The $73.6 billion in loans sitting on a blended stack meant counterparty chains lengthened again. One price shock triggered automated liquidations on decentralized platforms, as well as margin calls and balance-sheet stress in centralized finance, all in the same move.

The plumbing appeared cleaner, but connectivity tightened across the system.

Crypto Gains Are Highly Reliant on Credit Structure

Crypto lending served as a key indicator for market sentiment as participants used credit to add leverage and enhance returns.

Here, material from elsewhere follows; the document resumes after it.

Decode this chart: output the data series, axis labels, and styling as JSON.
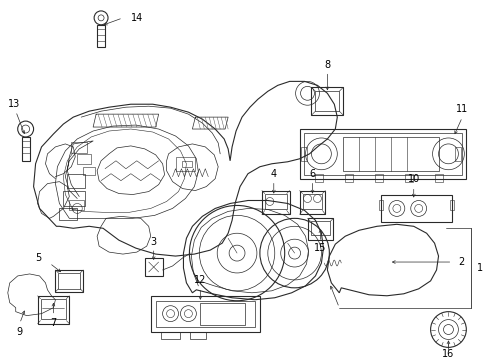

The boom in digital asset treasury companies led firms to borrow cash against crypto holdings to generate yields, creating new transmission channels from spot volatility into credit stress.

When Bitcoin reversed, treasury companies faced collateral and equity hits while debt remained fixed, pushing firms toward de-risking during drawdowns.

What began as a niche corporate strategy transformed into a transmission channel that magnified declines across ETFs, treasury vehicles, and underlying cryptocurrencies.

The pro-crypto policy backdrop and ETF infrastructure embedded leverage into institutional rails.

Banks, prime brokers, and structured products lent safely against ETFs and large-cap crypto, which deepened liquidity but meant that deleveraging episodes now impacted a broader, more institutional funding base than in 2021.

Rising loan volumes indicated that crypto risk had become tightly coupled with mainstream balance sheets, rather than merely serving as a sentiment gauge.

Record lending at market peaks signaled that cycle gains stacked on credit, improving liquidity and trade sophistication on the way up, while reloading core vulnerabilities.

FTX-Like Systemic Risk Remains Possible Despite Changes

In other crypto news, the architecture has evolved since the FTX collapse, but systemic risk has remained embedded in the record loan stack.

The combination of on-chain protocols, opaque centralized finance operations, and double-counting created interconnected points of failure.

Digital asset treasury companies emerged as central borrowers, using cryptocurrencies as collateral for cash and yield strategies.

The concentration of borrowing among these firms created vulnerability where stress at one large treasury company could cascade through connected lenders and collateral chains.

Opacity in centralized finance lending meant counterparty exposures remained unclear despite post-FTX reforms.

When prices turned, the lending boom faced the potential for a synchronized margin unwind across decentralized finance, centralized finance, and listed Bitcoin proxy stocks.

The structural tightness between crypto markets and traditional finance increased through ETF-linked lending and institutional participation.

A deleveraging episode no longer stayed confined to crypto-native platforms but propagated through prime brokers and mainstream balance sheets.

The $73.6 billion in loans represented the highest level of crypto credit on record, built during a period when Bitcoin printed all-time highs.

The lending peak arrived just as prices began reversing, mirroring the late 2021 pattern that preceded the sector’s most severe credit crisis.

The record levels of crypto loans in the third quarter confirm a leverage-driven market structure with evolving architecture but persistent systemic vulnerabilities.